Mowbry, being the highest ranking member of the kingdom, took the stage and held his arms up, some trumpets blared a few choice notes, and the conversation ceased. It took a few seconds for the information to reach those people sitting behind the spruce tree, because they could not see the stage. When all was silent, he spoke in a loud, clear voice that echoed off the walls of the courtyard and castle. “Hear ye, hear ye, welcome to the coronation of the Kingdom of Tole’s next sovereign. As you know, the evil Emperor Rokko executed most of the royal family, leaving only their most capable member in exile in the giant realm. Returning from the giant realm with a mighty army and recruiting a great navy, Emperor Rokko was defeated, and is now in exile, presumably in the giant realm.

“Without further ado, I call Her Royal Highness, Princess Nallah of Tole forward.”

Jen almost fainted when she saw Nallah enter the courtyard from a side door, sitting side-saddle on the back of a stunning white unicorn. She was wearing a beautiful white gown, and over her shoulders and around her neck was a white fringed purple fur cloak. “I thought they didn’t have any horses here,” she whispered to her father.

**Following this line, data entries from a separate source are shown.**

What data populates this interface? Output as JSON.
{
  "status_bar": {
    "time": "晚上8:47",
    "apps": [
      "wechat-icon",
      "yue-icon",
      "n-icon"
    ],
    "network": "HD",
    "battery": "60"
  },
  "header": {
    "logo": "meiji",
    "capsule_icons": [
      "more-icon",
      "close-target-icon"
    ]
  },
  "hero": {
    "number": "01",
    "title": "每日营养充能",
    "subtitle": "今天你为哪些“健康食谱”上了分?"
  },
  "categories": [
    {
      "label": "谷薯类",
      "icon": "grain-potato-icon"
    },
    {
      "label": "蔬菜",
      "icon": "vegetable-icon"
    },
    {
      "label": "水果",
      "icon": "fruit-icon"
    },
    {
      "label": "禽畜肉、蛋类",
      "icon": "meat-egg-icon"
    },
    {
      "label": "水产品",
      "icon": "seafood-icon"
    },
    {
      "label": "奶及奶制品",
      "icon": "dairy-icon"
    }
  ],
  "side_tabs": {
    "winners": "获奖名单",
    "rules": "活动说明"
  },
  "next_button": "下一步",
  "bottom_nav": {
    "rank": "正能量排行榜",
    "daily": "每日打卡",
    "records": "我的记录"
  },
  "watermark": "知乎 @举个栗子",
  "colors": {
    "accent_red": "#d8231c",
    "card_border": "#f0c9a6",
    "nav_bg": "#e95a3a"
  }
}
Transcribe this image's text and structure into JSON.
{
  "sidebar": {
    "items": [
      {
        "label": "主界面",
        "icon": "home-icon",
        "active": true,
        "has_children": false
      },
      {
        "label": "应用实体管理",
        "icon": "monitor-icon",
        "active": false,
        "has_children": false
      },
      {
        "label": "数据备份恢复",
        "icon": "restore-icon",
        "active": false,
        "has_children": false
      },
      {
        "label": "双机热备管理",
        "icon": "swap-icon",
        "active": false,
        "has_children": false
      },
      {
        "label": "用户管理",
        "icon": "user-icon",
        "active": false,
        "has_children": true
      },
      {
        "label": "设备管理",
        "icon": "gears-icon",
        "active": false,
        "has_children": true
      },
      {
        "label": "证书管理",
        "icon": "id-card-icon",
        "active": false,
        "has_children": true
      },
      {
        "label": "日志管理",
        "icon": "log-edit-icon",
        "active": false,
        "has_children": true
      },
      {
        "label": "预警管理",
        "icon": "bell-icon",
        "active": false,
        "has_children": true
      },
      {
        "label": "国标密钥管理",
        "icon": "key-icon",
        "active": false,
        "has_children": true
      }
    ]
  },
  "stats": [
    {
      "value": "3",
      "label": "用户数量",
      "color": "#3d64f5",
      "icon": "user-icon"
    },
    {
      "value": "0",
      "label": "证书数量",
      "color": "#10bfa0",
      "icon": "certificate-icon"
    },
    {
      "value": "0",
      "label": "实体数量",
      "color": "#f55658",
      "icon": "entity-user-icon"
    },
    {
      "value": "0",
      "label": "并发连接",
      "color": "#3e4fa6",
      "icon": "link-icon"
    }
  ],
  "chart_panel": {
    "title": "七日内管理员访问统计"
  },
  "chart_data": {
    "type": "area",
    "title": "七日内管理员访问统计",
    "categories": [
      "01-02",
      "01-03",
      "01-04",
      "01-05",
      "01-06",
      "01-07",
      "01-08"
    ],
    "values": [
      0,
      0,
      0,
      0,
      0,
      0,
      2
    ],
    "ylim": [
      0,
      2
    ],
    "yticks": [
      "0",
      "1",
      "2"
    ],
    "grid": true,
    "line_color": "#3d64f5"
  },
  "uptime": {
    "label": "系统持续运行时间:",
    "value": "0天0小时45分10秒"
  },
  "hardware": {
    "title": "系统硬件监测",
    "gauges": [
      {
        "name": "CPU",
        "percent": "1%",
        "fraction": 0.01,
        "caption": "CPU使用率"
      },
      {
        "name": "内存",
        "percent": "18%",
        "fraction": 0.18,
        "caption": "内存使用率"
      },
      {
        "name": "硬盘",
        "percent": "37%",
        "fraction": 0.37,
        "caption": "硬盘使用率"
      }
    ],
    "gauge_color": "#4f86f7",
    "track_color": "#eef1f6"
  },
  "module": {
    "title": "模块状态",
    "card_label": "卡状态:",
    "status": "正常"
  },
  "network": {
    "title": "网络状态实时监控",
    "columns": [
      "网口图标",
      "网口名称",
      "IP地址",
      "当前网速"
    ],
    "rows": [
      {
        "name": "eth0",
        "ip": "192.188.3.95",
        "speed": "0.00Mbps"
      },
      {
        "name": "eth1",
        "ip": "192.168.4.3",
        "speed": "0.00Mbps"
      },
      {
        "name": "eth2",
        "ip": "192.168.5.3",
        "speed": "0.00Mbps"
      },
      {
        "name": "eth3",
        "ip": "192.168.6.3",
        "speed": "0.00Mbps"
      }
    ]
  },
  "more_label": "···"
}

“Not a horse,” Mr. Anderson whispered back. “Shh.”

Budrick ran forward with a small staircase and placed it under her feet when the unicorn came to a halt in front of the stage. He then offered her his arm, which she took as she gracefully walked down the stairs, then back up the stairs onto the dais. She stood on the left side of General Lord Mowbry. Mowbry held out a large book, which Jen did not recognize. Nallah placed her hand on it, and Mowbry again spoke. “Do you, Her Royal Highness Princess Nallah of Tole agree to take on the responsibility of ruling this kingdom to the utmost of your ability henceforth in perpetuity, and to use wisdom and sound judgment, to be the champion of the people, and keep this nation safe from all threats, foreign and domestic?”

“I do,” Nallah said.

Mowbry escorted her to the throne where Budrick stood waiting with an impressive crown. She sat on the throne and Budrick placed the crown on her head. “I now present to the kingdom of Tole, Queen Nallah the First, the first reigning queen of this or any other land.” He handed her the royal scepter, and she raised it high in her right hand. Budrick and Mowbry in unison made a very low bow. When they arose, Mowbry again addressed the crowd. “Long live the queen!”

“Long live the queen!” the crowd in the courtyard jumped to their feet.

“Long live the queen!” the people in the streets outside started shouting, and from a nearby bell tower, joyful bell ringing commenced.

Eric was surprised, but not upset, when Gina’s lips locked with his own, and her arms squeezed him tight.